Our backcountry pro Martin Chester explains how to air, wash, repair and hone your ski kit to pre-season perfection
Now is the time to get psyched and ready – for next winter will be upon us soon. And I don’t know about you, but I’ll be super keen to get skiing ASAP before any new winter-surges of Covid-19 hit the resorts! So here are some tips to get your clobber in tip-top nick, ready for the first dump of the new winter.
Assuming you fastidiously removed any old batteries over the summer, now is the time to make sure your battery compartment is clean, the terminals are shiny like new, and you have sourced a supply of enough new batteries for the coming season (buy the best brand you can afford).
Before you go shopping, check when it was last serviced and get it sent off ASAP before the season starts (we recommend having your transceiver inspected every year if you are a professional, otherwise every three years). That ensures you will be using the latest firmware updates as well as giving you confidence your beacon frequency hasn’t drifted, etc.
Time for a pre-season service! We probably finished last season in warm spring conditions (and probably warm wax). We are going to start the next season in the deep cold of the darkest winter months. So if you put a protective layer on – scrape it back. If you (shame on you) left them dry and gasping for wax all summer, now is the time to redeem yourself. Either way, a good base coat of cold (blue) wax is always a good thing – if nothing else, it is harder than warm wax! Do a really thorough job and, personally, I leave the edges un-scraped until I get out to the resort for the first time. Then I can slap on a top-coat to suit the conditions, and away we go.
Of course – all this assumes you have the kit and the know-how (plus the time and motivation) to do all your own servicing.
If not, you can always drop your rig in to a reputable store for a pre-season service. Especially if you go for a place that really understands the demands of kit for touring, like Backcountry UK, Ski Bartlett or Snowtrax.
Strip back, clean up and grease them up. Hopefully you left them with the DIN settings wound right down (and all the springs relaxed) over the off-season; so the week before you go is the time to crank all that back up ready to go. We’ve all been there when we flip out of our bindings on the first run of the year having forgotten this – so just make sure you are not somewhere serious when it happens (and be sure to carry a driver)!

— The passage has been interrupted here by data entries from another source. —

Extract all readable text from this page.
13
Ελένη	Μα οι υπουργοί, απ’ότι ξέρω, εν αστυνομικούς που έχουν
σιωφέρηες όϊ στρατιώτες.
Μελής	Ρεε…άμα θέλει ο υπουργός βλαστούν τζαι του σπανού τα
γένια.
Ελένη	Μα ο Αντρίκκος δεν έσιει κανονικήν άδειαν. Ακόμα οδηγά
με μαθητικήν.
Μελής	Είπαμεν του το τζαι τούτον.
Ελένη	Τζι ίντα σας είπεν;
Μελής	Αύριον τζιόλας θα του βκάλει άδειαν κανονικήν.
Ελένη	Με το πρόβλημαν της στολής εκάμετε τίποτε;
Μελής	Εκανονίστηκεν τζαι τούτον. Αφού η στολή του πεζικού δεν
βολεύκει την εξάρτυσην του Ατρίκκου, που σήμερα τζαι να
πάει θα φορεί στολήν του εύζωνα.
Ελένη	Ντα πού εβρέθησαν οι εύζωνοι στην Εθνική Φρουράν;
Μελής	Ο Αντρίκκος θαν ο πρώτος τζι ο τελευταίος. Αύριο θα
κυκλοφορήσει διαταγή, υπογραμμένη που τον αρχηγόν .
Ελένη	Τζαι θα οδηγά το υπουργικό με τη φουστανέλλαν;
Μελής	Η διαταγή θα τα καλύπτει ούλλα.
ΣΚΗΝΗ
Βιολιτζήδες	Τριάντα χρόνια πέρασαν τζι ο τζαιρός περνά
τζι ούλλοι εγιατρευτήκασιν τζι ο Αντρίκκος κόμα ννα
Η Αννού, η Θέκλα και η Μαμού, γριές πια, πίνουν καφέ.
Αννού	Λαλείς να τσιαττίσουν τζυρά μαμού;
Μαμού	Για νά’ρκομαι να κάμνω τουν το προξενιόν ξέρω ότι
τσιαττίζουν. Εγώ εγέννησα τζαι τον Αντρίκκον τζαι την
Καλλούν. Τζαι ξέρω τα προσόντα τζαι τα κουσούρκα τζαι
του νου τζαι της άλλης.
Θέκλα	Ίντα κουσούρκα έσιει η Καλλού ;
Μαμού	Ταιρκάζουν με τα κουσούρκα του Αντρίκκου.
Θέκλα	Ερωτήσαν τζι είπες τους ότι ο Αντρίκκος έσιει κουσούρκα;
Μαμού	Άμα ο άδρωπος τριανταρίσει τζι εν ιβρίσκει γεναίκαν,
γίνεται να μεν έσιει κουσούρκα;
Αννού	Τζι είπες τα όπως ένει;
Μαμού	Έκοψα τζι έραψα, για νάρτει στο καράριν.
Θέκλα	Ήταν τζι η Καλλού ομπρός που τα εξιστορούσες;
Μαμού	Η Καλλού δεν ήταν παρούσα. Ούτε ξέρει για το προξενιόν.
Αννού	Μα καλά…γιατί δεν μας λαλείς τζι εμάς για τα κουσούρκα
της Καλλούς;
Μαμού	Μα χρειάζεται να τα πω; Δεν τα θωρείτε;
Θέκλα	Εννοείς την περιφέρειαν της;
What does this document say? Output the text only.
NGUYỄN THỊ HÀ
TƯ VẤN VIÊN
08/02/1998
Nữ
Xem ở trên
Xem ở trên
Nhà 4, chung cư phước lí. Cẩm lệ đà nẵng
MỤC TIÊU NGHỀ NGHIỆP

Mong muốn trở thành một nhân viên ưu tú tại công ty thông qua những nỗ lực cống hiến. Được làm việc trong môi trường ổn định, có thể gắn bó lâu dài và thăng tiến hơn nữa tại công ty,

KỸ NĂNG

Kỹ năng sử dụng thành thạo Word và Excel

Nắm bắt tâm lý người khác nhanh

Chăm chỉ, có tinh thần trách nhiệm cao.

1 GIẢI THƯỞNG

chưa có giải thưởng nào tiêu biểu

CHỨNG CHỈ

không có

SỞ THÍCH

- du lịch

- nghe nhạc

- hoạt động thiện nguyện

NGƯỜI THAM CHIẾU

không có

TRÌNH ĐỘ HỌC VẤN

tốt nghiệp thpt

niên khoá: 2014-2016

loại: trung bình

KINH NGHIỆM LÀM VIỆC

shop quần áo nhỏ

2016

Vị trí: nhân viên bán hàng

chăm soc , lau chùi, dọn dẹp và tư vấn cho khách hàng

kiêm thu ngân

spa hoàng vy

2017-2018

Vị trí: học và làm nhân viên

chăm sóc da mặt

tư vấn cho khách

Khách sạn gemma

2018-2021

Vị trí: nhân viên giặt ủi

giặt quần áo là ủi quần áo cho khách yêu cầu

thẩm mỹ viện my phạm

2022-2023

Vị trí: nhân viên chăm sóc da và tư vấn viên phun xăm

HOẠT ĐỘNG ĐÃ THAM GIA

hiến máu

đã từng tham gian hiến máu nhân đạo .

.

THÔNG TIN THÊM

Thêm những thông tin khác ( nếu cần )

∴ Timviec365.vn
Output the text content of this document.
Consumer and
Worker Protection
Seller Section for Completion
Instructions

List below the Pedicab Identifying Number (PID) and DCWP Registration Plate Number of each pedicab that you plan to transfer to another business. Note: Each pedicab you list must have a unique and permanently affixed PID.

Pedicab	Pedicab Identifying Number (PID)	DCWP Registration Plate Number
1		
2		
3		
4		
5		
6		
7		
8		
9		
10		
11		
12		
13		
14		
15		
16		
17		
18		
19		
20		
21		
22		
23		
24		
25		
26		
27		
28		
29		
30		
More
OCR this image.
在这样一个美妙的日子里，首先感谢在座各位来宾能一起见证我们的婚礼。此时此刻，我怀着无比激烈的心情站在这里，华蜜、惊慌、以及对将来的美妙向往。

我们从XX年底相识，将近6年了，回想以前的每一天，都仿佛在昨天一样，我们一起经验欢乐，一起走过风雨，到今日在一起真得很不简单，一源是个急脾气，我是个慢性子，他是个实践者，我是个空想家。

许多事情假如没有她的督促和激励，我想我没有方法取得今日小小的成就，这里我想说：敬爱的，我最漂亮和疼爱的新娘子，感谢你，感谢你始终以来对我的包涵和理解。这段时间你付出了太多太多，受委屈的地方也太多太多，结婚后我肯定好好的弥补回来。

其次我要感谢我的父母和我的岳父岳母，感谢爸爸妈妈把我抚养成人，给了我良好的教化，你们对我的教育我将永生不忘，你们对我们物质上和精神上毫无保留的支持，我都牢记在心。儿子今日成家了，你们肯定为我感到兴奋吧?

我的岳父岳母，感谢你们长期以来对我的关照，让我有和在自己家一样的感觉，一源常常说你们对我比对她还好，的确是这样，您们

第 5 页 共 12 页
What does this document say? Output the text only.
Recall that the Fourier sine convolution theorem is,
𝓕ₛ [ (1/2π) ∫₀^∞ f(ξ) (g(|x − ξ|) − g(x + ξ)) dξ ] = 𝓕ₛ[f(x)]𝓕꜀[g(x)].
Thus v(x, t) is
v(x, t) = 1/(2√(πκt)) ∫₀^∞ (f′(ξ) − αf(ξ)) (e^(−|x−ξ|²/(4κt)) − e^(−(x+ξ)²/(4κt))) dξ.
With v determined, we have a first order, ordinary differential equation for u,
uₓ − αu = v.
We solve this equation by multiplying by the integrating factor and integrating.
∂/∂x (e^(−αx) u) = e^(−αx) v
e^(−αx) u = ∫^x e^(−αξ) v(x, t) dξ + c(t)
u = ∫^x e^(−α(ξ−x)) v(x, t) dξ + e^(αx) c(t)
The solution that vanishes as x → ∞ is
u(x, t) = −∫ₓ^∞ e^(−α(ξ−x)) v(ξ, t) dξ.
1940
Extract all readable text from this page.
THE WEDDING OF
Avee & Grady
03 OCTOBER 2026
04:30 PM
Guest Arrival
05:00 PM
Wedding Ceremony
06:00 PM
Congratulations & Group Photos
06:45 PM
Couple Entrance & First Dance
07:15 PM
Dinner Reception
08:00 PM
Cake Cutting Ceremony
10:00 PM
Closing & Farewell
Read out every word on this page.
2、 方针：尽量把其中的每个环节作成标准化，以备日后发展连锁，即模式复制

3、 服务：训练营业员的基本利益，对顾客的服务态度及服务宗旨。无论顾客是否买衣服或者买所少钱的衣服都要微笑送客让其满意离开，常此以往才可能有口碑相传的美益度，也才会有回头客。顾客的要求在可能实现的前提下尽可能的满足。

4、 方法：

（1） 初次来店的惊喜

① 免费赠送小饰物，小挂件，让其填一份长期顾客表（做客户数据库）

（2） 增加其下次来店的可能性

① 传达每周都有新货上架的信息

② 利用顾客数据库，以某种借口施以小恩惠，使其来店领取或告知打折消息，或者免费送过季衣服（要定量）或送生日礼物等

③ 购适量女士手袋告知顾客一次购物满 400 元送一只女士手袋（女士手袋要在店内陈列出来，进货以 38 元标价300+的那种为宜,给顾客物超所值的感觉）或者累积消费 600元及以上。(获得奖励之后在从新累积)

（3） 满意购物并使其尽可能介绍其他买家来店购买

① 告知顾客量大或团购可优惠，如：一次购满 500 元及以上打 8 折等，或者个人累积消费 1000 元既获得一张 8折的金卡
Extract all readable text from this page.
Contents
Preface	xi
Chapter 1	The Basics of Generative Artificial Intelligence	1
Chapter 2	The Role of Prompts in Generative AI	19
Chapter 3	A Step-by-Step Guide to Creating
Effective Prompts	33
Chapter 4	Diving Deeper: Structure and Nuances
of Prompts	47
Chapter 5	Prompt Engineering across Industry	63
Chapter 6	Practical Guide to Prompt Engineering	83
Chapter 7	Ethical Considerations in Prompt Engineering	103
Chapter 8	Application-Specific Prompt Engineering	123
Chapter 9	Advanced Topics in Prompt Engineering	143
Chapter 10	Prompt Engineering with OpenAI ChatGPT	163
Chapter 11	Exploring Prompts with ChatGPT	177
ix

Lubricate the ski/walk mechanism. Check out the grey gunk you clean out of the worn aluminium fittings if you are not convinced. Re-grease or use a Teflon lube (like GT85) to keep them sweet and sure to lock every time. Whip out your liners and make sure no pesky mice or insects have been inhabiting them over the summer! It happens…
Air it; wash it; dry it thoroughly (and re-loft any insulation), then re-proof it. I was a cynic until I first tried the wash-in Nikwax products. Now I am a believer. Wash everything carefully, using Tech-Wash, to remove dirt without removing too much proofing. Then use the right product for each garment (and don’t forget your gloves – in fact, see next paragraph) to wash in and re-proof like new.
For membranes you can re-activate your DWR with a low-temperature tumble. Personally I prefer a cool iron for the sake of heat control. I always feel I will risk the shrink if the washing machine runs hotter than promised! Again, if you don’t have the time, then a number of companies offer the service to put your garments back in tip-top-nick, so check out Alpkit or Rab’s new shell-wash service.
I like leather palms. I like them even more when they don’t soak up water like a sponge. Using a tacky wax (like Nikwax or Grangers) results in a more grippy palm. Ideal for handling ropes, karabiners, or getting a grip of your axe or ski pole below the handle.
Lubricate karabiners (and any other moving metalwork) but be careful not to Teflon coat anything but the hinge mechanism, or it will be like juggling a bar of soap! Likewise, a drop of oil or grease on the teeth of your ice-screws (before they go back in the protective caps) will work wonders to keep their edge, make them faster to place, and lengthen their life.
You are going to be horrified at what you find inside extendable alloy poles. So strip them down, clean them up, and lube to protect. Grease and adjust locking mechanisms to keep them sweet and secure.
First Aid kits
The first simple cut or blister of the winter will always see me reaching for a mouldy plaster. So I have learnt to put this one on the pre-season list. However carefully you keep your kit in a dry bag, things will perish over time. This is all stuff you pack away and hope never to see again – so we don’t notice when kit goes off. The start of the season is a great time to give it all an overhaul.
The bits and bobs checklist
Just make sure you are well stocked with all the stuff you hammered and depleted last season (wax, glide wax, batteries charged). Check your goggles and glasses for scratches and look out for brittle frames and stretched straps. Got any worn zips on jackets, or broken buckles on your ski bag? Now is the time to iron out all the niggles and get psyched for the new season with a clean sheet!